I've recently been spending time reading up on SOLID principles and decided to seeing how the code base I work with compares.
In some of our code there is a repository (repository A). When a record is to be deleted from the repository A, we also need to delete an associated record from repository B. The original coder has therefore created a dependency to a concrete implementation of repository B. The method in repository A is within a transaction and deletes the record from repository A and then calls the method on repository B to delete the associated data.
My understanding of the S principle is that each object should have only 1 reason to change, but to my repository A has 2 reasons to change? Or am I way off the mark?
Repository should have single responsibility - persist one kind of entity. E.g. employees. If you have to delete some associated records from other repository, it looks like business logic.

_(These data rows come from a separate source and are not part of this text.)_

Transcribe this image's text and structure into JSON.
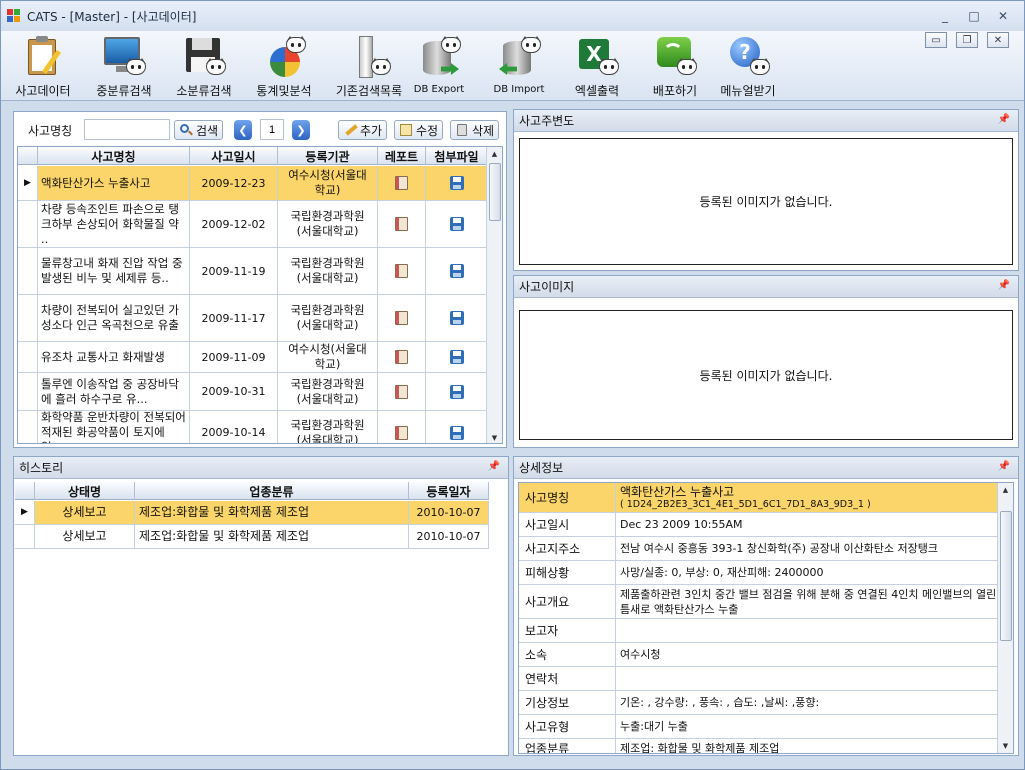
{
  "window": {
    "title": "CATS - [Master] - [사고데이터]",
    "controls": [
      "_",
      "□",
      "✕"
    ],
    "mdi_controls": [
      "▭",
      "❐",
      "✕"
    ]
  },
  "toolbar": {
    "items": [
      {
        "label": "사고데이터",
        "icon": "clipboard-icon"
      },
      {
        "label": "중분류검색",
        "icon": "monitor-cat-icon"
      },
      {
        "label": "소분류검색",
        "icon": "floppy-cat-icon"
      },
      {
        "label": "통계및분석",
        "icon": "pie-chart-cat-icon"
      },
      {
        "label": "기존검색목록",
        "icon": "cabinet-cat-icon"
      },
      {
        "label": "DB Export",
        "icon": "database-export-icon"
      },
      {
        "label": "DB Import",
        "icon": "database-import-icon"
      },
      {
        "label": "엑셀출력",
        "icon": "excel-icon"
      },
      {
        "label": "배포하기",
        "icon": "deploy-wifi-icon"
      },
      {
        "label": "메뉴얼받기",
        "icon": "help-icon"
      }
    ]
  },
  "search": {
    "label": "사고명칭",
    "input_value": "",
    "search_button": "검색",
    "page": "1",
    "add_button": "추가",
    "edit_button": "수정",
    "delete_button": "삭제"
  },
  "accident_grid": {
    "columns": [
      "사고명칭",
      "사고일시",
      "등록기관",
      "레포트",
      "첨부파일"
    ],
    "rows": [
      {
        "name": "액화탄산가스 누출사고",
        "date": "2009-12-23",
        "org": "여수시청(서울대학교)",
        "selected": true
      },
      {
        "name": "차량 등속조인트 파손으로 탱크하부 손상되어 화학물질 약 ..",
        "date": "2009-12-02",
        "org": "국립환경과학원(서울대학교)"
      },
      {
        "name": "물류창고내 화재 진압 작업 중 발생된 비누 및 세제류 등..",
        "date": "2009-11-19",
        "org": "국립환경과학원(서울대학교)"
      },
      {
        "name": "차량이 전복되어 실고있던 가성소다 인근 옥곡천으로 유출",
        "date": "2009-11-17",
        "org": "국립환경과학원(서울대학교)"
      },
      {
        "name": "유조차 교통사고 화재발생",
        "date": "2009-11-09",
        "org": "여수시청(서울대학교)"
      },
      {
        "name": "톨루엔 이송작업 중 공장바닥에 흘러 하수구로 유...",
        "date": "2009-10-31",
        "org": "국립환경과학원(서울대학교)"
      },
      {
        "name": "화학약품 운반차량이 전복되어 적재된 화공약품이 토지에 일..",
        "date": "2009-10-14",
        "org": "국립환경과학원(서울대학교)"
      }
    ]
  },
  "panels": {
    "surroundings": {
      "title": "사고주변도",
      "empty_text": "등록된 이미지가 없습니다."
    },
    "images": {
      "title": "사고이미지",
      "empty_text": "등록된 이미지가 없습니다."
    },
    "history": {
      "title": "히스토리"
    },
    "detail": {
      "title": "상세정보"
    }
  },
  "history_grid": {
    "columns": [
      "상태명",
      "업종분류",
      "등록일자"
    ],
    "rows": [
      {
        "status": "상세보고",
        "category": "제조업:화합물 및 화학제품 제조업",
        "date": "2010-10-07",
        "selected": true
      },
      {
        "status": "상세보고",
        "category": "제조업:화합물 및 화학제품 제조업",
        "date": "2010-10-07"
      }
    ]
  },
  "detail": {
    "rows": [
      {
        "label": "사고명칭",
        "value": "액화탄산가스 누출사고",
        "value2": "( 1D24_2B2E3_3C1_4E1_5D1_6C1_7D1_8A3_9D3_1                    )"
      },
      {
        "label": "사고일시",
        "value": "Dec 23 2009 10:55AM"
      },
      {
        "label": "사고지주소",
        "value": "전남 여수시 중흥동 393-1 창신화학(주) 공장내 이산화탄소 저장탱크"
      },
      {
        "label": "피해상황",
        "value": "사망/실종: 0, 부상: 0, 재산피해: 2400000"
      },
      {
        "label": "사고개요",
        "value": "제품출하관련 3인치 중간 밸브 점검을 위해 분해 중 연결된 4인치 메인밸브의 열린틈새로 액화탄산가스 누출"
      },
      {
        "label": "보고자",
        "value": ""
      },
      {
        "label": "소속",
        "value": "여수시청"
      },
      {
        "label": "연락처",
        "value": ""
      },
      {
        "label": "기상정보",
        "value": "기온: ,  강수량: ,  풍속: ,  습도:  ,날씨:   ,풍향:"
      },
      {
        "label": "사고유형",
        "value": "누출:대기 누출"
      },
      {
        "label": "업종분류",
        "value": "제조업: 화합물 및 화학제품 제조업"
      }
    ]
  }
}
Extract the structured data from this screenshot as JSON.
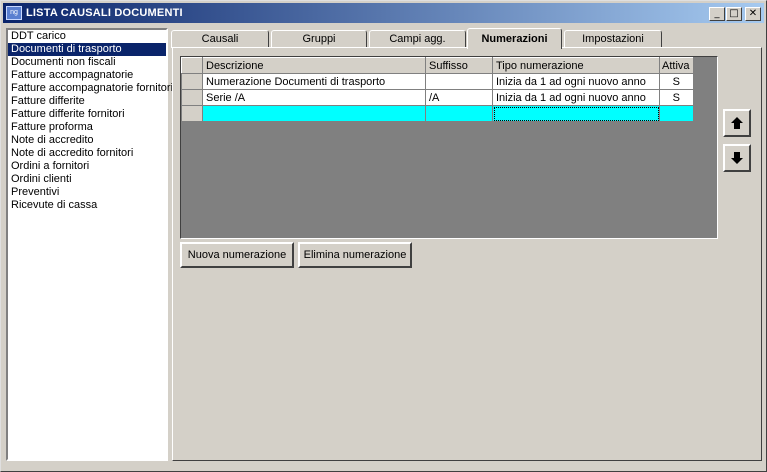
{
  "window": {
    "title": "LISTA CAUSALI DOCUMENTI",
    "icon_text": "ng",
    "minimize": "_",
    "maximize": "□",
    "close": "✕"
  },
  "causali_list": {
    "selected_index": 1,
    "items": [
      "DDT carico",
      "Documenti di trasporto",
      "Documenti non fiscali",
      "Fatture accompagnatorie",
      "Fatture accompagnatorie fornitori",
      "Fatture differite",
      "Fatture differite fornitori",
      "Fatture proforma",
      "Note di accredito",
      "Note di accredito fornitori",
      "Ordini a fornitori",
      "Ordini clienti",
      "Preventivi",
      "Ricevute di cassa"
    ]
  },
  "tabs": [
    {
      "label": "Causali",
      "active": false
    },
    {
      "label": "Gruppi",
      "active": false
    },
    {
      "label": "Campi agg.",
      "active": false
    },
    {
      "label": "Numerazioni",
      "active": true
    },
    {
      "label": "Impostazioni",
      "active": false
    }
  ],
  "grid": {
    "columns": [
      "Descrizione",
      "Suffisso",
      "Tipo numerazione",
      "Attiva"
    ],
    "rows": [
      [
        "Numerazione Documenti di trasporto",
        "",
        "Inizia da 1 ad ogni nuovo anno",
        "S"
      ],
      [
        "Serie /A",
        "/A",
        "Inizia da 1 ad ogni nuovo anno",
        "S"
      ]
    ]
  },
  "buttons": {
    "new": "Nuova numerazione",
    "delete": "Elimina numerazione",
    "up_icon": "arrow-up-icon",
    "down_icon": "arrow-down-icon"
  },
  "colors": {
    "title_start": "#0a246a",
    "title_end": "#a6caf0",
    "selection": "#0a246a",
    "new_row": "#00ffff",
    "grid_background": "#808080"
  }
}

E.g.
When employee is fired we should remove his work log
And usual place for business logic is a domain services. This service will have both repositories and do all the job:
staffService.Fire(employee)
Implementation will look like
public class StaffService
{
private IEmployeeRepository employeeRepository;
private IWorkLogRepository workLogRepository;
private IUnitOfWorkFactory uowFactory;
// inject dependencies
public void Fire(Employee employee)
{
using(var uow = uowFactory.SartNew())
{
workLogRepository.DeleteByEmployee(employee.Id);
employeeRepository.Delete(employee.Id);
uow.Commit();
}
}
}
So, basic advises
You may wonder what to do if you have employee and it has some nested object which is stored in different database table. If you use that object separately from employee, then everything is as above - you should have separate repository, and some other object (service) which manipulates both repositories. But if you don't use that nested object separately from employee, then employee is an Aggregate Root and you should have only employee repository, which will query both tables inside.